Great post, star and flag and thanks for not falling over the edge of the world with speculation. Here's a few thoughts on Piri Reis.
(this is not my scholarship)
"If claims are made to the map’s accuracy and representation, it’s surprisingly easy to refute them. Both Steven Dutch and Diego Cuoghi do just
this, pointing out that
* the map is tremendously inaccurate around the Caribbean, reflecting Columbus’s own errors;
* the map does not fit an azimuthal equidistant projection; and, most importantly,
* the curve in South America’s coast does not match Antarctica nearly as well (for one thing, it misses lots of coastline, as well as Cape Horn)
as it does Patagonia, if the map is suddenly turned at that point.

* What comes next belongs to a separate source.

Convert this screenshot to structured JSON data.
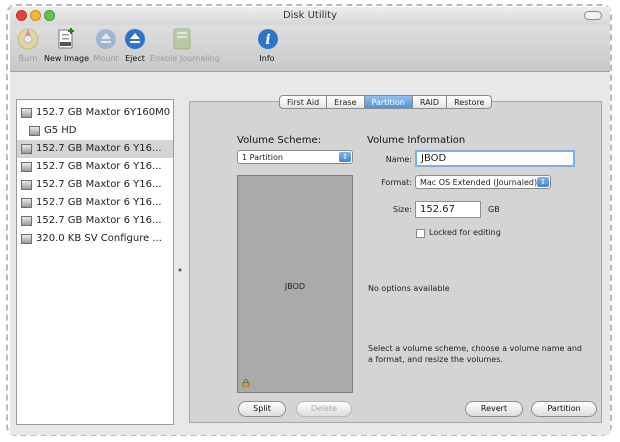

The most persuasive reason for the sudden curve in South America’s coastline is put forth by Paul Lunde:
To put it more simply, Piri Reis, or the scribe who copied his work, may have realized, as he came to the Rio de la Plata, that he was going to
run off the edge of his valuable parchment if he continued south. So he did the logical thing and turned the coastline to the east, marking the turn
with a semicircle of crenelations, so that he could fit the entire coastline on his page. If that was the case, then the elaborate Hapgood hypotheses
— or at least those elements based entirely on the Piri Reis map — would have no foundation whatever."
I could post links to sites that actually explain the maps in honest and interesting archaeological terms but you get the idea.
Thing is, hucksters and charlatans will use these maps to make all kinds of outrageous claims about ice-free antarctica etc. etc, and creationists
have even coopted the maps for their own use. Fact is, our forebears weren't great mapmakers... I mean Columbus knew the world was round, knew the
basic circumference and yet he thought he'd sailed to India... go figure.
ps: Zheng He is an awesome story... thanks for putting that out.